L’adhérence de gueule qu’a le boule-dogue, sa pensée l’avait.

Se sentir inexorable lui donnait un fond de satisfaction sombre. Pourvu qu’il eût une proie sous la dent, ou dans l’âme une certitude de mal faire, rien ne lui manquait.

Il grelottait content, dans l’espoir du froid d’autrui. Être méchant, c’est une opulence. Tel homme qu’on croit pauvre, et qui l’est en effet, a toute sa richesse en malice, et la préfère ainsi. Tout est dans le contentement qu’on a. Faire un mauvais tour, qui est la même chose qu’un bon tour, c’est plus que de l’argent. Mauvais pour qui l’endure, bon pour qui le fait. Katesby, le collaborateur de Guy Fawkes dans le complot papiste des poudres, disait: Voir sauter le parlement les quatre fers en l’air, je ne donnerais pas cela pour un million sterling.

Qu’était-ce que Barkilphedro? Ce qu’il y a de plus petit et ce qu’il y a de plus terrible.

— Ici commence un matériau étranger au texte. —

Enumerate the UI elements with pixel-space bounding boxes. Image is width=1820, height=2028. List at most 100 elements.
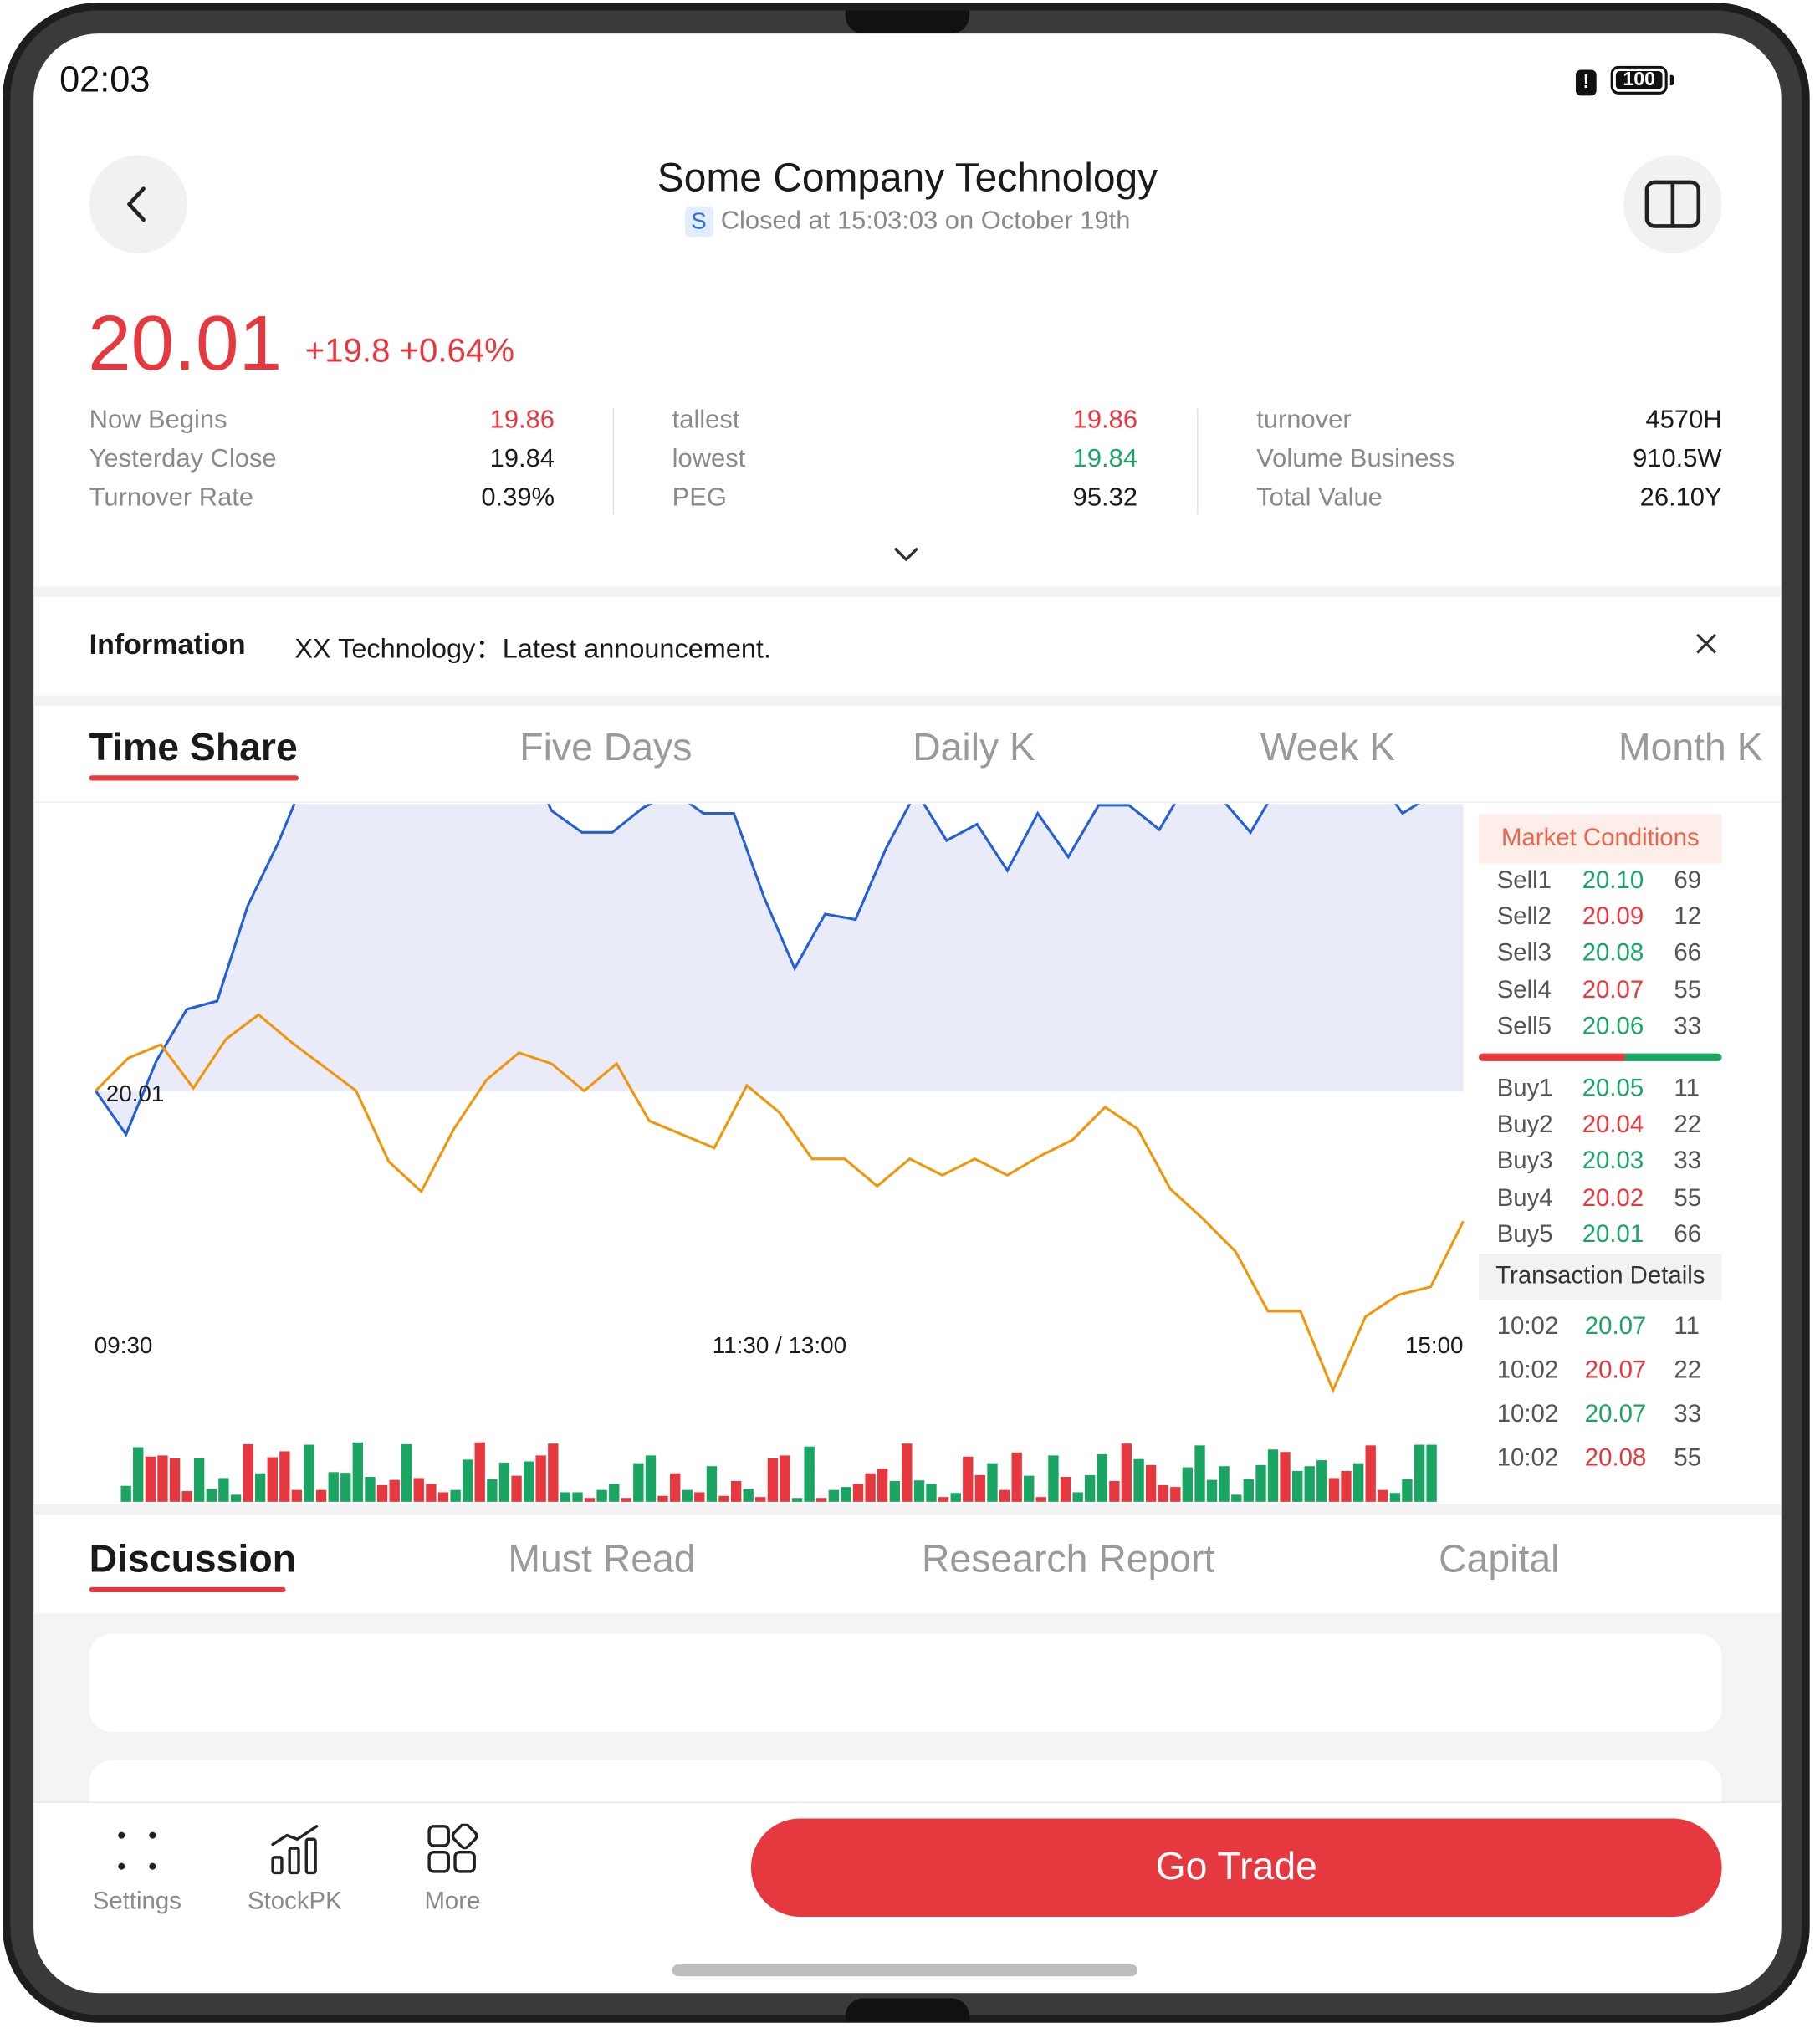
- volume-bar: [426, 1484, 437, 1502]
- average-line: [95, 1013, 1465, 1394]
- volume-bar: [1133, 1458, 1144, 1502]
- transaction-row[interactable]: 10:02 20.07 33: [1497, 1401, 1717, 1434]
- order-row[interactable]: Sell2 20.09 12: [1497, 904, 1717, 937]
- battery-icon: 100: [1610, 65, 1674, 95]
- home-indicator[interactable]: [672, 1964, 1138, 1977]
- stats-divider: [1197, 408, 1199, 515]
- volume-bar: [267, 1457, 278, 1502]
- order-price: 20.06: [1582, 1013, 1644, 1040]
- order-label: Sell3: [1496, 940, 1552, 968]
- info-text: XX Technology：Latest announcement.: [294, 634, 771, 665]
- volume-bar: [535, 1455, 546, 1502]
- time-share-chart[interactable]: 20.01 09:30 11:30 / 13:00 15:00: [33, 804, 1481, 1515]
- order-row[interactable]: Sell3 20.08 66: [1497, 940, 1717, 973]
- market-conditions-header: Market Conditions: [1479, 814, 1722, 864]
- order-row[interactable]: Buy1 20.05 11: [1497, 1075, 1717, 1109]
- back-button[interactable]: [89, 155, 188, 253]
- stat-label: lowest: [672, 444, 746, 473]
- split-view-icon: [1644, 180, 1701, 228]
- volume-bar: [755, 1497, 766, 1502]
- stat-value: 910.5W: [1633, 444, 1722, 473]
- order-row[interactable]: Buy5 20.01 66: [1497, 1221, 1717, 1254]
- volume-bar: [987, 1463, 998, 1502]
- volume-bar: [1304, 1466, 1315, 1502]
- volume-bar: [1145, 1464, 1157, 1502]
- volume-bar: [413, 1478, 424, 1502]
- transaction-row[interactable]: 10:02 20.07 11: [1497, 1313, 1717, 1346]
- status-time: 02:03: [59, 59, 151, 100]
- order-row[interactable]: Sell4 20.07 55: [1497, 977, 1717, 1010]
- volume-bar: [1084, 1474, 1096, 1502]
- transaction-qty: 11: [1674, 1313, 1700, 1341]
- market-conditions-title: Market Conditions: [1501, 825, 1700, 852]
- transaction-row[interactable]: 10:02 20.08 55: [1497, 1445, 1717, 1479]
- close-icon[interactable]: [1694, 631, 1720, 656]
- volume-bar: [963, 1456, 974, 1502]
- order-row[interactable]: Buy3 20.03 33: [1497, 1148, 1717, 1182]
- go-trade-button[interactable]: Go Trade: [750, 1818, 1722, 1917]
- chart-tab[interactable]: Daily K: [913, 726, 1035, 769]
- expand-chevron-icon[interactable]: [892, 545, 920, 564]
- volume-bar: [621, 1498, 631, 1502]
- chart-tab[interactable]: Five Days: [519, 726, 693, 769]
- stockpk-button[interactable]: StockPK: [235, 1821, 354, 1925]
- volume-bar: [1365, 1445, 1376, 1502]
- volume-bar: [926, 1484, 937, 1502]
- buy-sell-ratio-bar: [1479, 1053, 1722, 1061]
- volume-bar: [1194, 1445, 1205, 1502]
- content-tab[interactable]: Must Read: [508, 1538, 696, 1581]
- volume-bar: [1182, 1467, 1194, 1502]
- order-row[interactable]: Sell5 20.06 33: [1497, 1013, 1717, 1046]
- volume-bar: [389, 1479, 400, 1502]
- order-row[interactable]: Sell1 20.10 69: [1497, 867, 1717, 901]
- order-qty: 33: [1674, 1013, 1702, 1040]
- volume-bar: [1048, 1455, 1059, 1502]
- volume-bar: [743, 1489, 754, 1502]
- chart-tab[interactable]: Month K: [1618, 726, 1763, 769]
- info-banner[interactable]: Information XX Technology：Latest announc…: [33, 597, 1782, 695]
- stat-label: Yesterday Close: [89, 444, 277, 473]
- feed-card[interactable]: [89, 1633, 1722, 1732]
- x-axis-label: 09:30: [95, 1332, 153, 1358]
- order-row[interactable]: Buy4 20.02 55: [1497, 1185, 1717, 1218]
- volume-bar: [1378, 1489, 1388, 1502]
- transaction-qty: 22: [1674, 1356, 1702, 1385]
- volume-bar: [730, 1480, 742, 1502]
- price-change: +19.8 +0.64%: [304, 330, 514, 370]
- volume-bar: [999, 1489, 1010, 1502]
- split-view-button[interactable]: [1623, 155, 1722, 253]
- volume-bar: [767, 1458, 779, 1502]
- volume-bar: [1060, 1477, 1071, 1502]
- order-qty: 33: [1674, 1148, 1702, 1176]
- volume-bar: [120, 1485, 131, 1502]
- content-tab[interactable]: Capital: [1439, 1538, 1560, 1581]
- volume-bar: [938, 1497, 949, 1502]
- volume-bar: [889, 1480, 900, 1502]
- transaction-row[interactable]: 10:02 20.07 22: [1497, 1357, 1717, 1391]
- volume-bar: [670, 1473, 681, 1502]
- device-hinge-top: [845, 10, 970, 34]
- volume-bar: [145, 1456, 156, 1502]
- order-qty: 55: [1674, 976, 1702, 1004]
- volume-bar: [279, 1451, 290, 1502]
- volume-bar: [1255, 1464, 1266, 1502]
- volume-bar: [657, 1495, 668, 1502]
- content-tab[interactable]: Research Report: [921, 1538, 1215, 1581]
- chart-tab[interactable]: Time Share: [89, 726, 298, 769]
- volume-bar: [243, 1443, 253, 1502]
- stat-label: turnover: [1256, 406, 1352, 435]
- volume-bar: [206, 1489, 217, 1502]
- transaction-time: 10:02: [1496, 1313, 1559, 1341]
- stat-value: 95.32: [1072, 483, 1138, 513]
- chart-tab[interactable]: Week K: [1260, 726, 1396, 769]
- more-button[interactable]: More: [393, 1821, 512, 1925]
- stat-value: 19.86: [489, 406, 555, 435]
- volume-bar: [169, 1458, 181, 1502]
- content-tab[interactable]: Discussion: [89, 1538, 297, 1581]
- settings-button[interactable]: Settings: [78, 1821, 197, 1925]
- order-row[interactable]: Buy2 20.04 22: [1497, 1111, 1717, 1145]
- go-trade-label: Go Trade: [1155, 1845, 1317, 1888]
- stat-value: 26.10Y: [1639, 483, 1722, 513]
- volume-bar: [1206, 1479, 1218, 1502]
- volume-bar: [365, 1477, 376, 1502]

Un envieux.

L’envie est une chose dont on a toujours le placement à la cour.

La cour abonde en impertinents, en désœuvrés, en riches fainéants affamés de commérages, en chercheurs d’aiguilles dans les bottes de foin, en faiseurs de misères, en moqueurs moqués, en niais spirituels, qui ont besoin de la conversation d’un envieux.

Quelle chose rafraîchissante que le mal qu’on vous dit des autres!

L’envie est une bonne étoffe à faire un espion.

Il y a une profonde analogie entre cette passion naturelle, l’envie, et cette fonction sociale, l’espionnage. L’espion chasse pour le compte d’autrui, comme le chien; l’envieux chasse pour son propre compte, comme le chat.